EUR/JPY extends losses to near 164.50 amid Japan’s intervention fear

  • EUR/JPY continues to lose ground amid potential market intervention by Japanese authorities.
  • BoJ data showed that Japanese authorities possibly expended approximately ¥6.0 and ¥3.66 trillion on Monday and Wednesday, respectively, to bolster the JPY.
  • ECB Chief Economist Philip Lane underlined the central bank’s commitment to maintaining a data-dependent approach.

EUR/JPY extends its losses for the third consecutive session, trading around 164.60 during the European session on Friday. The Japanese Yen (JPY) strengthened on Friday following a rally on Thursday attributed to potential Japanese government intervention, marking the second such incident this week, according to a Reuters report. It is worth noting that Japanese banks will be closed due to Greenery Day on Friday.

Reuters reported that the Bank of Japan (BoJ) data showed on Thursday that Japanese authorities possibly expended approximately ¥3.66 trillion on Wednesday to bolster the JPY. Earlier in the week, on Monday, Japan’s Ministry of Finance intervened in the market, potentially investing around ¥6.0 trillion to support the Japanese Yen. Masato Kanda, Japan’s top currency diplomat, refrained from directly confirming the intervention but mentioned that the Ministry of Finance intends to disclose related data by the end of the month.

On Thursday, the Bank of Japan (BoJ) released Minutes from the March meeting with insights into the monetary policy outlook. One member noted that the economy’s reaction to a short-term rate increase to approximately 0.1% is expected to be minimal. Additionally, several members believed that market forces should primarily determine long-term rates.

In the European Union, the Unemployment Rate, as reported by Eurostat, remained unchanged at 6.5% in March, aligning with market forecasts and consistent with the preceding three months. The figure reflects a decline of 94,000 unemployed individuals compared to the previous month, bringing the total to 11.08 million.

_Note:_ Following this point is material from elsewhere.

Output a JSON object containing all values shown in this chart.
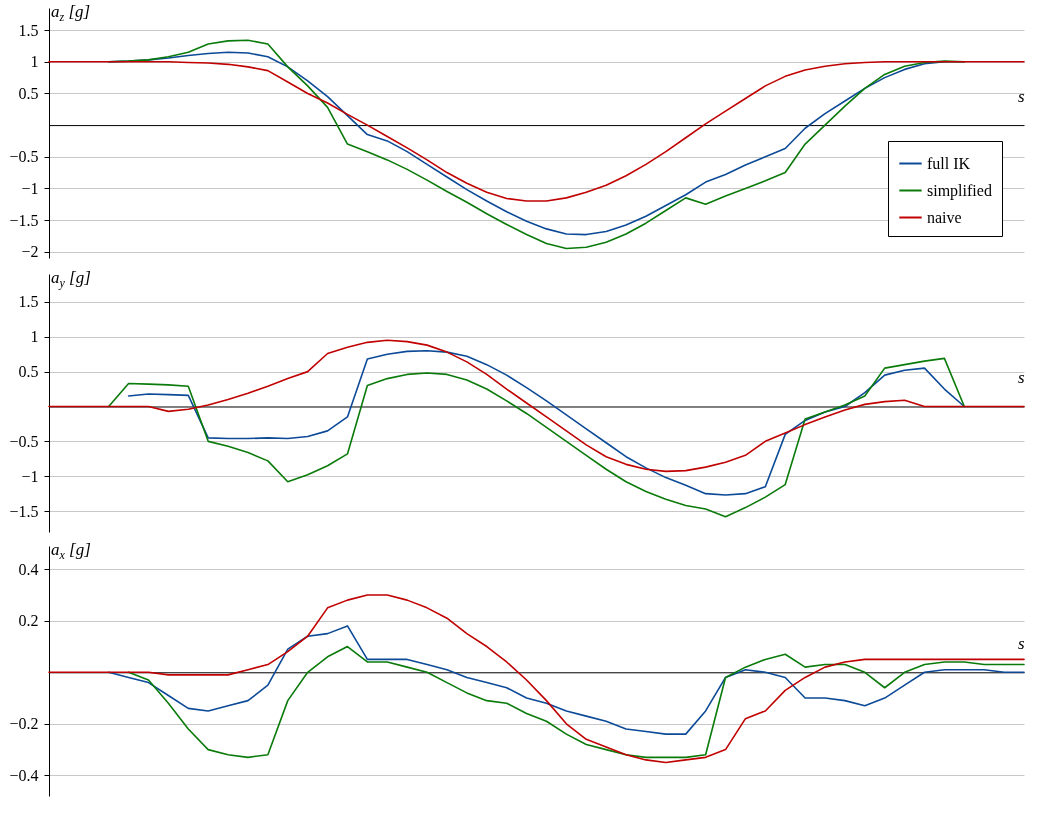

During a virtual guest lecture at Stanford University on Thursday, European Central Bank (ECB) Chief Economist Philip Lane noted that although inflation has declined more rapidly than initially projected by the ECB, the transmission of policy effects is lagging. Lane emphasized that the ECB is not bound to a specific rate trajectory and will maintain a data-dependent approach moving forward, as per Bloomberg’s report.